Tempo de partir

Abri o cadeado e encarei a mala vazia. Era como se nas próximas horas eu fosse fazer o exercício de refletir sobre o que é realmente essencial para mim. E eu, obviamente, acabei pensando em muito além da minha botinha preferida ou meus lenços-xodós.

Eu pensei nas miniaturas de tartaruga que guardo na minha prateleira. São duas, uma azul e uma rosa clara, que ganhei quando criança da minha avó. Assim que eu ganhei a primeira, de imediato eu lancei “que linda, eu quero outra” — olha a mini eu já inserida nessa lógica bizarra de quero-sempre-mais. Minha vó me deu outra muito tempo depois, em outro momento que ela achou que cabia ganhar a mini tartaruga. E elas estão comigo desde então.

Pensei também na minha cabeceira. Materialmente falando, ela é mais recente na minha vida que as tartarugas. Mas acho que penso em cabeceira como a ideia de “espaço-do-lado-da-sua-cama-que-você-deposita-seus-últimos-pensamentos-antes-de-dormir”. O que tanto deixei na cabeceira nesses últimos anos, nessa casa, nessa cidade? Posso levar comigo? Quero levar comigo?

Olhei pro teto e lembrei daqueles adesivos de estrela que a gente colava e brilhavam no escuro, que eu tinha só no meu antigo quarto. Na época, eu dormia em uma beliche e elas ficavam bem pertinho de mim. Minha cabeceira era aquele meu céu particular.

Abri o armário de sapatos e me deparei com minha sandália de salto.

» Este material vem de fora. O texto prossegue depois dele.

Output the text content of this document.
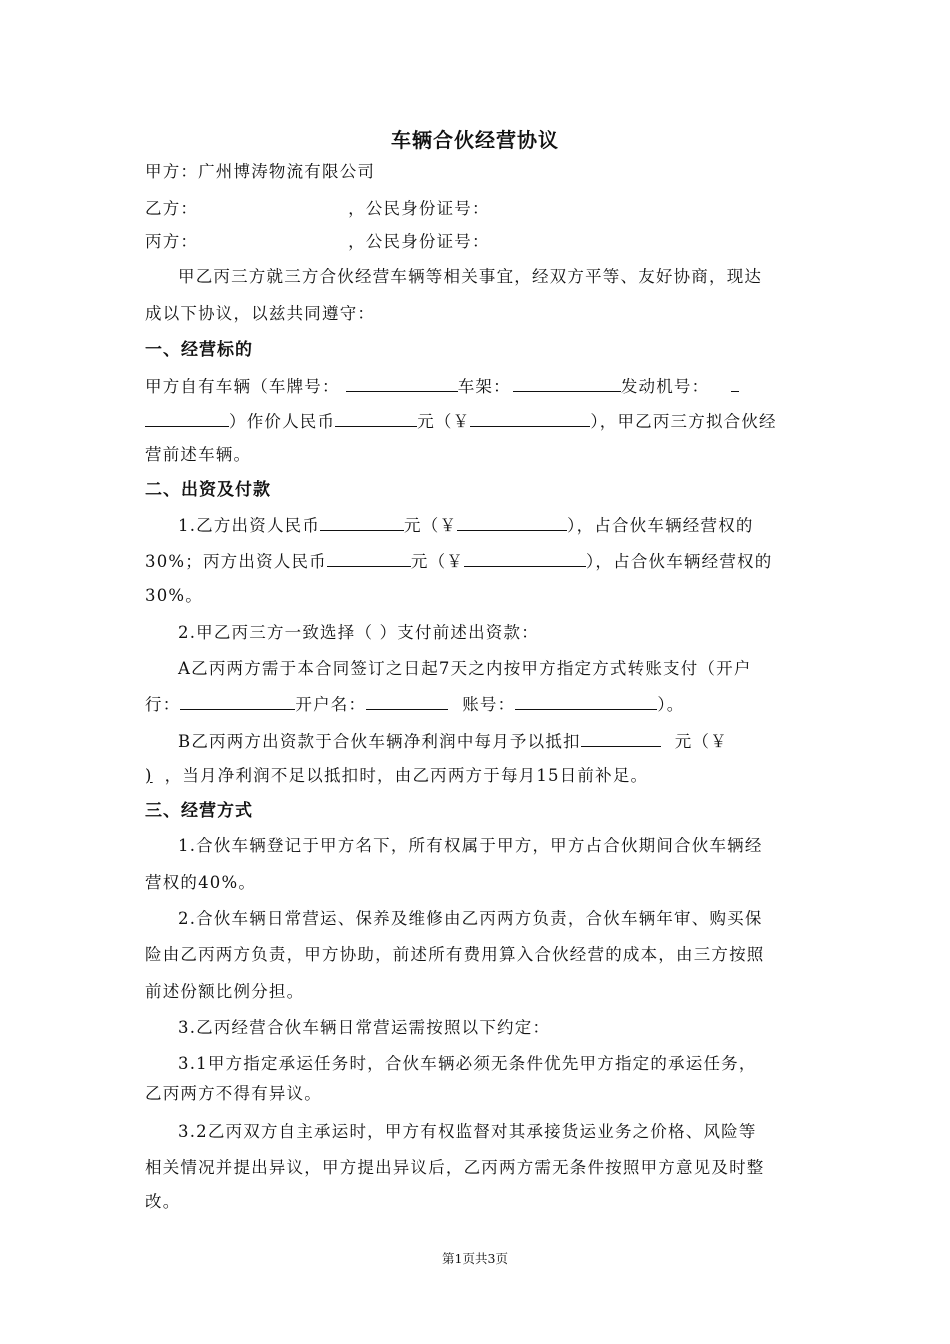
车辆合伙经营协议
甲方：广州博涛物流有限公司
乙方：	，公民身份证号：
丙方：	，公民身份证号：
甲乙丙三方就三方合伙经营车辆等相关事宜，经双方平等、友好协商，现达
成以下协议，以兹共同遵守：
一、经营标的
甲方自有车辆（车牌号：	车架：	发动机号：
）作价人民币	元（￥	），甲乙丙三方拟合伙经
营前述车辆。
二、出资及付款
1.乙方出资人民币	元（￥	），占合伙车辆经营权的
30%；丙方出资人民币	元（￥	），占合伙车辆经营权的
30%。
2.甲乙丙三方一致选择（ ）支付前述出资款：
A乙丙两方需于本合同签订之日起7天之内按甲方指定方式转账支付（开户
行：	开户名：	账号：	）。
B乙丙两方出资款于合伙车辆净利润中每月予以抵扣	元（￥
) ，当月净利润不足以抵扣时，由乙丙两方于每月15日前补足。
三、经营方式
1.合伙车辆登记于甲方名下，所有权属于甲方，甲方占合伙期间合伙车辆经
营权的40%。
2.合伙车辆日常营运、保养及维修由乙丙两方负责，合伙车辆年审、购买保
险由乙丙两方负责，甲方协助，前述所有费用算入合伙经营的成本，由三方按照
前述份额比例分担。
3.乙丙经营合伙车辆日常营运需按照以下约定：
3.1甲方指定承运任务时，合伙车辆必须无条件优先甲方指定的承运任务，
乙丙两方不得有异议。
3.2乙丙双方自主承运时，甲方有权监督对其承接货运业务之价格、风险等
相关情况并提出异议，甲方提出异议后，乙丙两方需无条件按照甲方意见及时整
改。
第1页共3页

Eu tenho pouquíssimos saltos, não gosto. Eu só uso quando sou socialmente obrigada. E isso acaba trazendo momentos bem específicos que estou com ela. Casamentos, formaturas, fins e inícios de ciclos. Que vontade de levar esse sapato desconfortável só para poder olhar para eles e lembrar de mim bêbada não se preocupando nem um pouquinho com essas dores no pé.

Lá no fundo do meu armário, quase esquecida, minha câmera fotográfica. Eu fiz um curso de fotografia e mal usei, mal dei prioridade para um a coisa que me faz tão bem e que eu gostaria tanto de desenvolver mais. Já coloco na mala. Antes mesmo das meias e da escova de dentes. Ela é mais importante.

Olho para a minha estante de livros e libriana que sou um conflito latejou em mim: e agora, quais eu levo?

“As cem melhores crônicas brasileiras”: sim! eu vou sentir tanta falta do Brasil.

“As veias abertas da América Latina” caramba, não parei para ler isso até hoje. Esse vai com certeza.

“Agenda de 2015” Reciclagem, eu sou muito acumuladora de coisas. Mas ah, eu escrevi coisas importantes aqui, e se tiver memórias e coisas legais de lembrar? Tá bom, ela fica, mas fica aqui nesse quarto e não vai na mala.

Vou refletir sobre três itens da prateleira a cada três peças de roupa que eu colocar. Vou intercalar para ver se faço isso mais rápido.

Pensei nos cheiros de tudo. Do meu quarto, da minha comida com meus temperos, da rua. Não vai dar para levar nada disso. Vão ser todos cheiros novos.

E aí então que eu comecei a perceber que não importa o que eu levasse, todas essas coisas iriam adquirir um novo gostinho, um novo cheiro, um novo significado para mim. A mala pareceu tão pouco importante. O que eu levo no meu coração para aguentar toda essa transformação e mudança?